Betreft het een andere belastingzaak (bijvoorbeeld een zaak waarbij een heffingsambtenaar van een gemeente of een samenwerkingsverband partij is), dan kan het hoger beroep uitsluitend worden ingesteld door verzending van een brief aan het gerechtshof Arnhem-Leeuwarden (belastingkamer), Postbus 9030, 6800 EM Arnhem.

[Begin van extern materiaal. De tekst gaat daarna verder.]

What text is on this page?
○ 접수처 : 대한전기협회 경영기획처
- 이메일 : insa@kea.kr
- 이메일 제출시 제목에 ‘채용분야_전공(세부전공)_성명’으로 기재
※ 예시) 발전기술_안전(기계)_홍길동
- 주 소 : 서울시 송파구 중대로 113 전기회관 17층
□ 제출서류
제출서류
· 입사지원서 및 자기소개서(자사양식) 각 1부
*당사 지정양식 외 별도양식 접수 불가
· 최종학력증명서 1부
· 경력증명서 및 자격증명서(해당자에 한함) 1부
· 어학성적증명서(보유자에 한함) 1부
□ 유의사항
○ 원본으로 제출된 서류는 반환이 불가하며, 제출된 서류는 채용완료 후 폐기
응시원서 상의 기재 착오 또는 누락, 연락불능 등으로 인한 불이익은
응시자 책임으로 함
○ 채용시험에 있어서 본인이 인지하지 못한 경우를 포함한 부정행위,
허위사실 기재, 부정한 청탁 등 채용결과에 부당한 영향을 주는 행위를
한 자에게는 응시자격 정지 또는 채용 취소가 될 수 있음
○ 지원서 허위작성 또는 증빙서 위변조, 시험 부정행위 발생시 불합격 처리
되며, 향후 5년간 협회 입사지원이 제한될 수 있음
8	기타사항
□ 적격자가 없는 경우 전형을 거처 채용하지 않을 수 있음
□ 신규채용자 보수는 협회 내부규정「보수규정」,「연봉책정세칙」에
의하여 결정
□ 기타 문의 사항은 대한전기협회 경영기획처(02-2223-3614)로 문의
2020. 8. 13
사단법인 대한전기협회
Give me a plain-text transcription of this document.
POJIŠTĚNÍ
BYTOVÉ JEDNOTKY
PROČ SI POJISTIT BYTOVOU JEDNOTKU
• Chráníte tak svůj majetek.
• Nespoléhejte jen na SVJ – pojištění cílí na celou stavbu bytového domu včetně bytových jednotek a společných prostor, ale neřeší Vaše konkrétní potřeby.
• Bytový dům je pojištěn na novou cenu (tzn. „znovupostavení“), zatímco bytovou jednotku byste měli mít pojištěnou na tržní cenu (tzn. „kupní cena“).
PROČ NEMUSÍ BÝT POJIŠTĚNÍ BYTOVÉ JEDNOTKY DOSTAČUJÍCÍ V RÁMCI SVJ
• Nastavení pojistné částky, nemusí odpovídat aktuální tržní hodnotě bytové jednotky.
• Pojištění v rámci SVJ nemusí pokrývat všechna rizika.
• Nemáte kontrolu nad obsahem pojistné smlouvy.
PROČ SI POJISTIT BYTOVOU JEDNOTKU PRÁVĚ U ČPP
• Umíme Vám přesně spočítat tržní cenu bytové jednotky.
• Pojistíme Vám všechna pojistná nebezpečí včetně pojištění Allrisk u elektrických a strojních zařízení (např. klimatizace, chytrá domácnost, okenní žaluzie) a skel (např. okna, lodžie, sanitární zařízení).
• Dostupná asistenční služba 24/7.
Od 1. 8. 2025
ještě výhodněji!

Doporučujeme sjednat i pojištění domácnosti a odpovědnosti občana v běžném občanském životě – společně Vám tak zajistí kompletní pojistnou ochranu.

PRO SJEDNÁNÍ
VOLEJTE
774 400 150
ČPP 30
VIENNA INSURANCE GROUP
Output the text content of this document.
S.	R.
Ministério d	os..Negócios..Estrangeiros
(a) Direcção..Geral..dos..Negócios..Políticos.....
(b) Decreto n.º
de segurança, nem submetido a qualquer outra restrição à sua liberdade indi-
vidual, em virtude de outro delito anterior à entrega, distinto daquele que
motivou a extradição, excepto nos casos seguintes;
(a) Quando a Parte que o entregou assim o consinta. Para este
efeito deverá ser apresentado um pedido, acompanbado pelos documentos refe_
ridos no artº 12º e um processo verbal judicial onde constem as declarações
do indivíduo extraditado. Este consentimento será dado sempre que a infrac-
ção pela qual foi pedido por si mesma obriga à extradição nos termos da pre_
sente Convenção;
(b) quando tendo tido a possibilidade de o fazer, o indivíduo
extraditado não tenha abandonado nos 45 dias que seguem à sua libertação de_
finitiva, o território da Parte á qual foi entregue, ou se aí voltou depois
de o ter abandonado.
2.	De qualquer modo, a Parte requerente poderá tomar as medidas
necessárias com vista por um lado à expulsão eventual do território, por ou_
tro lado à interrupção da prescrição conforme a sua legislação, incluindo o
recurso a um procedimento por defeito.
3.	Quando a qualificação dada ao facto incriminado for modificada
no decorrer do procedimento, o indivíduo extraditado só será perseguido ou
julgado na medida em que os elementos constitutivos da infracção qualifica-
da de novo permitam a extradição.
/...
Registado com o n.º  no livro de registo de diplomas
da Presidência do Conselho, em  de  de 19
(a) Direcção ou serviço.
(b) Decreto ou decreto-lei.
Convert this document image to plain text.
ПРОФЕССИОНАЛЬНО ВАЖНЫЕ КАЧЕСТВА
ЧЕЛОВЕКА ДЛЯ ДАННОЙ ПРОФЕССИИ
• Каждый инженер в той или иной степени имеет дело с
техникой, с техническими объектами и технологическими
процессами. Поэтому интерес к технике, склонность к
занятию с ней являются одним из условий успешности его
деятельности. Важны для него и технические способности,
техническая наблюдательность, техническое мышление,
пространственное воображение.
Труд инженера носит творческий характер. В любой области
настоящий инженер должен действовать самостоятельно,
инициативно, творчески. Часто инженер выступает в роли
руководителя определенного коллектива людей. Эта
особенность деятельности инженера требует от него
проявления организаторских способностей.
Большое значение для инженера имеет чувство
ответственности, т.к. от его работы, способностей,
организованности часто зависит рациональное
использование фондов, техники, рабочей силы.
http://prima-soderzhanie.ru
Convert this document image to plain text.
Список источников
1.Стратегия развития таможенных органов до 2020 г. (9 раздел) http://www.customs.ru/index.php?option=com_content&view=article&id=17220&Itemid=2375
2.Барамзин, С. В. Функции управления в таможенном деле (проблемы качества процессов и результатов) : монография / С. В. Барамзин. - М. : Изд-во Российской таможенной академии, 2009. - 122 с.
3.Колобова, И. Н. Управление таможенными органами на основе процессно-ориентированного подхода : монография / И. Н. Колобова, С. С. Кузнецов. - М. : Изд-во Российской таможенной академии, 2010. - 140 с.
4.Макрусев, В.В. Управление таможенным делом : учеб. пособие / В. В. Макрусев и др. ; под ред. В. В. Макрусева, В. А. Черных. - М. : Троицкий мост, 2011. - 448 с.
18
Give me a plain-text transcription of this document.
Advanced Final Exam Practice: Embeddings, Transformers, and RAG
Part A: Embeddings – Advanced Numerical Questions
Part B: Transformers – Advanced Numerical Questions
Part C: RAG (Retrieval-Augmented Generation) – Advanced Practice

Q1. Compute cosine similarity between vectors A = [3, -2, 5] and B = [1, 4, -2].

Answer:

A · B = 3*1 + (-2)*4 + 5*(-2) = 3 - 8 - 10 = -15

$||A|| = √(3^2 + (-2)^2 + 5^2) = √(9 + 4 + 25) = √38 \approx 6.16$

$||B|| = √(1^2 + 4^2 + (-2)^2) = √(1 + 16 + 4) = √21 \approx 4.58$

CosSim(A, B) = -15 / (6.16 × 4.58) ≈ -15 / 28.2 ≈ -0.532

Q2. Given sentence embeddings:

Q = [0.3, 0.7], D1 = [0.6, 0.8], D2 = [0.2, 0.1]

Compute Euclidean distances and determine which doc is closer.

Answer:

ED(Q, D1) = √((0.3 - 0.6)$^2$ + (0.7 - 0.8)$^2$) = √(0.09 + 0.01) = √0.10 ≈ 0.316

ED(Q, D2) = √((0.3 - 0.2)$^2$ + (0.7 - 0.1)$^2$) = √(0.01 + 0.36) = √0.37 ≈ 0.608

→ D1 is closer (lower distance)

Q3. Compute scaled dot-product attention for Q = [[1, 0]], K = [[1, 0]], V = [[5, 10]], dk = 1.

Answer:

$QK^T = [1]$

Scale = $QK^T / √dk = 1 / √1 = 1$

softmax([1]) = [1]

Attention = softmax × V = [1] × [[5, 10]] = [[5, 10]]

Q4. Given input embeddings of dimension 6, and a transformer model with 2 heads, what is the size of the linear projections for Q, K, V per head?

Bij het instellen van het hoger beroep dient het volgende in acht te worden genomen:
1. bij het hogerberoepschrift wordt een afschrift van deze uitspraak overgelegd;
2 - het hogerberoepschrift moet, indien het op papier wordt ingediend, ondertekend zijn. Verder moet het ten minste het volgende vermelden:
a. de naam en het adres van de indiener;
b. de datum van verzending;
c. een omschrijving van de uitspraak waartegen het hoger beroep is ingesteld;
d. de redenen waarom u het niet eens bent met de uitspraak (de gronden van het hoger beroep).

Voetnoten

1.Hoge Raad 7 maart 2014, ECLI:NL:HR:2014:445 en Hoge Raad 12 mei 1999, ECLI:NL:HR:1999:AA2760.
2.Gerechtshof Amsterdam 18 november 2010, ECLI:NL:GHAMS:2010:BO4752 en Gerechtshof Amsterdam 1 december 2020, ECLI:NL:GHAMS:2020:3283.